Os problemas são o fluxo de trabalho e as sobras. Para colocar uma foto numa nota, ela esteve antes na sua fototeca, e fica lá até você apagar e limpar Apagados recentemente. O Notas foi feito para texto com anexos, não para navegar por uma coleção de fotos — sem grade, sem álbuns, sem uma experiência decente de reprodução de vídeo. Serve para meia dúzia de documentos; é sofrido para uma fototeca.
Método 3: apps de cofre comuns
A App Store está cheia de apps para trancar fotos, muitos disfarçados de calculadora. Os honestos criptografam seus arquivos; muitos apenas os movem para o armazenamento do app atrás de uma tela de PIN e chamam isso de cofre. Vistos de fora, os dois são idênticos — e é exatamente esse o problema: o marketing nunca os distingue.

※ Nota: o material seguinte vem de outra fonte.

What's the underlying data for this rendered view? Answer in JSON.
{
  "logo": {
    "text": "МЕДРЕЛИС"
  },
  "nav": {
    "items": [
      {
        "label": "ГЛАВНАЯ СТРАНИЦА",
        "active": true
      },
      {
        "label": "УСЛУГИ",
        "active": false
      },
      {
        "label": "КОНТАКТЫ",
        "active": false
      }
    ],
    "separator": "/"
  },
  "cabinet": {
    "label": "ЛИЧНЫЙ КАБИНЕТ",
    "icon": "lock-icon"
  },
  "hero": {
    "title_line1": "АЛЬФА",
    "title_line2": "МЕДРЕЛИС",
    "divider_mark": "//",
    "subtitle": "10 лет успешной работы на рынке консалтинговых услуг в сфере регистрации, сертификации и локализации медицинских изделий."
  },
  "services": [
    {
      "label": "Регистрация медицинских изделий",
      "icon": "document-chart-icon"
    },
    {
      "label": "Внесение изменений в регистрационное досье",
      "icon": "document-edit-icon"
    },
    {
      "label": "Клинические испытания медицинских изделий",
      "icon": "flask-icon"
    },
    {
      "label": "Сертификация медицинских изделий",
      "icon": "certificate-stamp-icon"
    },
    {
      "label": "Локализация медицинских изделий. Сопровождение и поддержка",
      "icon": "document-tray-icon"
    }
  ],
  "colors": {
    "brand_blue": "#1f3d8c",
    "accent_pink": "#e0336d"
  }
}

Duas perguntas separam o sério do decorativo: o conteúdo está criptografado em repouso com chaves derivadas do seu segredo, e o que o fornecedor enxerga? Um app que mostra anúncios, exige conta, ou consegue "recuperar suas fotos se você esquecer o PIN" já respondeu às duas — só que não a seu favor.
Método 4: cofres criptografados negáveis
Um cofre negável criptografa seus arquivos e ainda se recusa a revelar quantos cofres existem. PINs diferentes abrem cofres diferentes; um PIN que pareça errado simplesmente não mostra nada. Se alguém exigir que você abra o app, você pode ceder — com o PIN de um cofre que não tem nada de sensível — e a existência do cofre sensível não pode ser provada a partir dos dados.
É o único método desta lista pensado para o caso mais difícil: não o amigo curioso, mas a pessoa que pode insistir. Esse é o design do Sealby, e o mesmo princípio existe em ferramentas de computador como os volumes ocultos do VeraCrypt. Seja qual for a ferramenta escolhida, confirme que a promessa de negação é estrutural (armazenamento uniforme, nenhuma contagem de cofres em lugar nenhum) e não só uma palavra de marketing.
O passo que todos os métodos exigem: cuidar dos originais
Seja qual for a escolha, a foto que você esconde é uma cópia ou uma mudança de lugar — o histórico do original conta. Importe para um cofre, depois apague da fototeca, depois limpe Apagados recentemente. Se a foto já sincronizou alguma vez, lembre dos outros pontos: Fotos do iCloud, um iPad compartilhado, o Mac de um parente com o app Fotos aberto.
O padrão mais limpo é capturar o material sensível direto dentro do app do cofre, para que nada chegue nem à fototeca. O Sealby permite captura no próprio app exatamente por isso.